De haberlo oteado una única a vez, y aun en fotografía, cuántas páginas gloriosas no habría dedicado el autor de Ferdydurke a ese Bargalló de semblante hosco e incalificable camiseta gris plomo bajo algodón incierto a rayitas granates y verdes. Qué temblores no lo hubieran sacudido, observando esos lazos sombríos salpicados de naturalezas muertas, las corbatas que repudiaría –por horteras– el peor gañán del garito más sórdido del sur del Bronx, eclipsadas cuerdas que ahorcarían la sensibilidad más encallecida con las que gozan uniformándose los propios de Carod y el president.

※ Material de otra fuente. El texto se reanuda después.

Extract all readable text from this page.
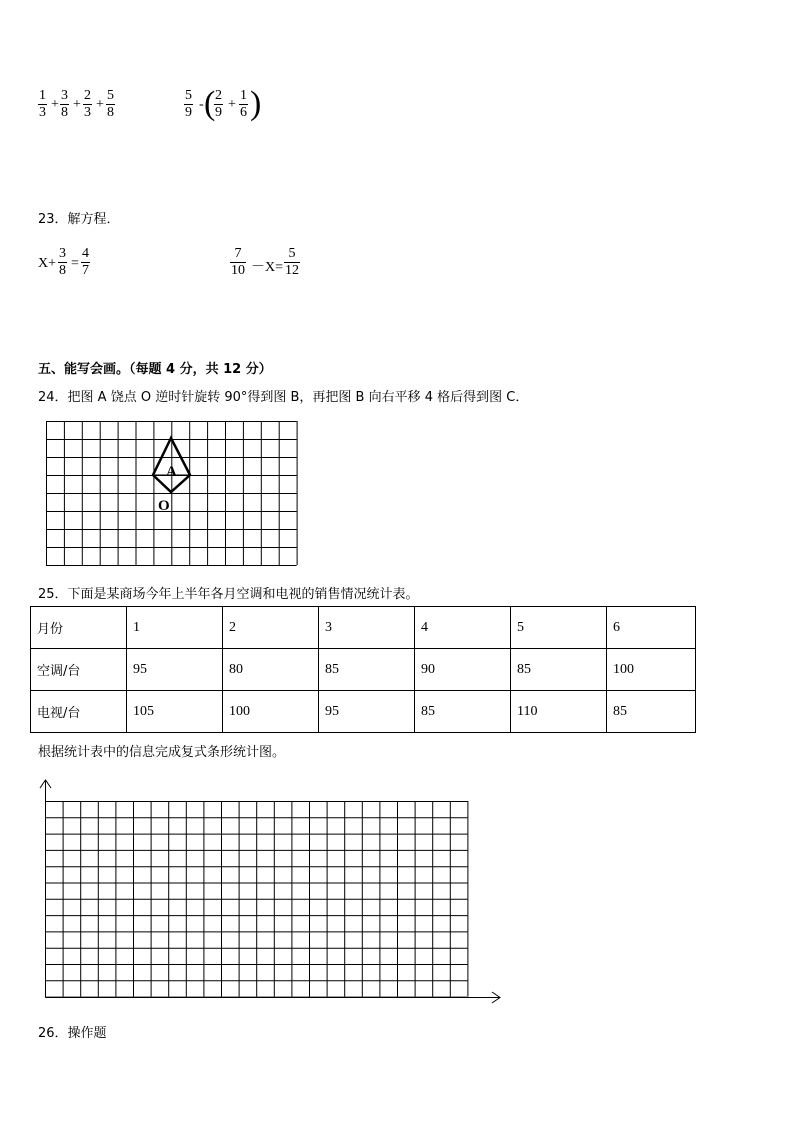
$\frac{1}{3} + \frac{3}{8} + \frac{2}{3} + \frac{5}{8}$	$\frac{5}{9}$ - (
$\frac{2}{9} + \frac{1}{6}$ )
23．解方程．
$X+ \frac{3}{8} = \frac{4}{7}$	$\frac{7}{10} -X= \frac{5}{12}$
五、能写会画。（每题 4 分，共 12 分）
24．把图 A 饶点 O 逆时针旋转 90°得到图 B，再把图 B 向右平移 4 格后得到图 C．
A
O
25．下面是某商场今年上半年各月空调和电视的销售情况统计表。
月份	1	2	3	4	5	6
空调/台	95	80	85	90	85	100
电视/台	105	100	95	85	110	85
根据统计表中的信息完成复式条形统计图。
26．操作题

Qué nublados presagios de lo que ha de acontecer no le hubiesen augurado esas lóbregas lanas, la tenebrosa materia prima de la fosca librea que, invariablemente, oculta la inefable blusa parda de los que, hoy, ordenan y mandan en Cataluña. Mas, por suerte para él y quebranto de la literatura universal, el camino del exilio lo llevaría a Buenos Aires, donde lo aguardaban las falanges peronistas, deslucido sucedáneo del crepuscular espectáculo plástico que nos regalamos en Cataluña.
Viene a cuento este preámbulo textil porque es sabido que siempre existe una relación misteriosa y causal entre ética y estética. De ahí que algunos intuyésemos una génesis siniestra tras la obsesión por el diseño aberrante y los trapitos de quinientos euros la pieza, de la izquierda caviar catalana, es decir, de la izquierda catalana. Aunque –procede admitirlo– fracasamos al hurgar en Del asesinato considerado como una de las bellas artes, de Thomas De Quincey, en la búsqueda del soporte teórico a ese cargante exhibicionismo ornamental que los retrata. Así, nos era hurtada la fuente doctrinal de tanta plaza intransitable, tanto edificio absurdo, tanta silla coja, tanta chaquetilla perseguible de oficio y tanta patada en la vista.